Ti3SiC2 materials derived from self-propagating high temperature contain porous structures, which may be easier to organize and bind to. The low coefficient of friction makes it possible to use it in orthodontics to increase slippage and reduce frictional resistance. Corrosion resistance and oxidation resistance are important conditions for the material to be used in the oral environment and maintain its stability. The material and porcelain powder are ceramic materials, and the combination degree may be better than the combination of metal and porcelain, so the application range may be wider for porcelain dental crowns. However, in the currently known preparation method of Ti3SiC2, the preparation process must be improved to obtain pure Ti3SiC2 blocks, so as to learn more and more accurate properties of the material. Further laboratory and clinical studies are needed to confirm the biocompatibility and oral clinical practicability of the material.

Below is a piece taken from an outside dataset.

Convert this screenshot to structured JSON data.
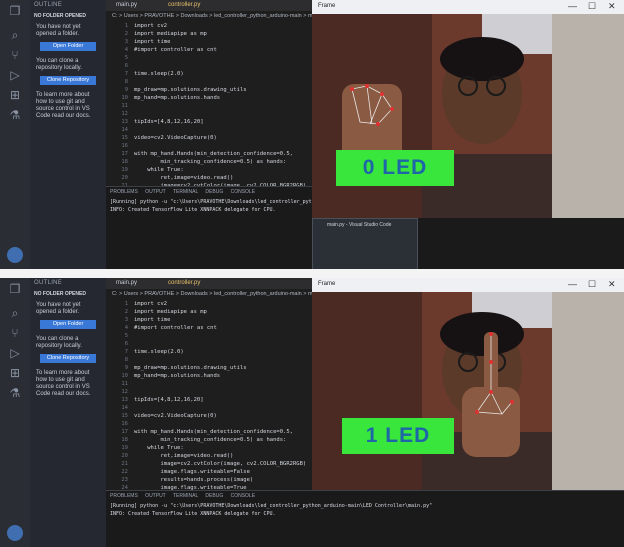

(2) The application of refractory materials
With the promotion of rapid firing technology in the ceramic industry, the cycle cycle of kiln furniture is getting shorter and shorter, and the use conditions are more demanding, so it is necessary to constantly improve the thermal shock resistance of kiln materials to meet the development needs of rapid firing technology in the ceramic industry. As a kind of high-grade refractory material, the quality of kiln furniture has an important impact on the quality of fired products. Ti3SiC2 ceramic material is not sensitive to thermal shock, and its unique layered structure and plastic behavior at high temperatures can alleviate the effect of thermal stress. The residual strength of the material after the thermal shock of △T=1400℃ is still above 300MPa, and the thermal shock resistance can withstand the temperature difference of 900℃. At the same time, Ti3SiC2 ceramic material has the advantages of good chemical corrosion resistance, easy processing and low relative cost of raw materials, making it an ideal kiln material that can be developed.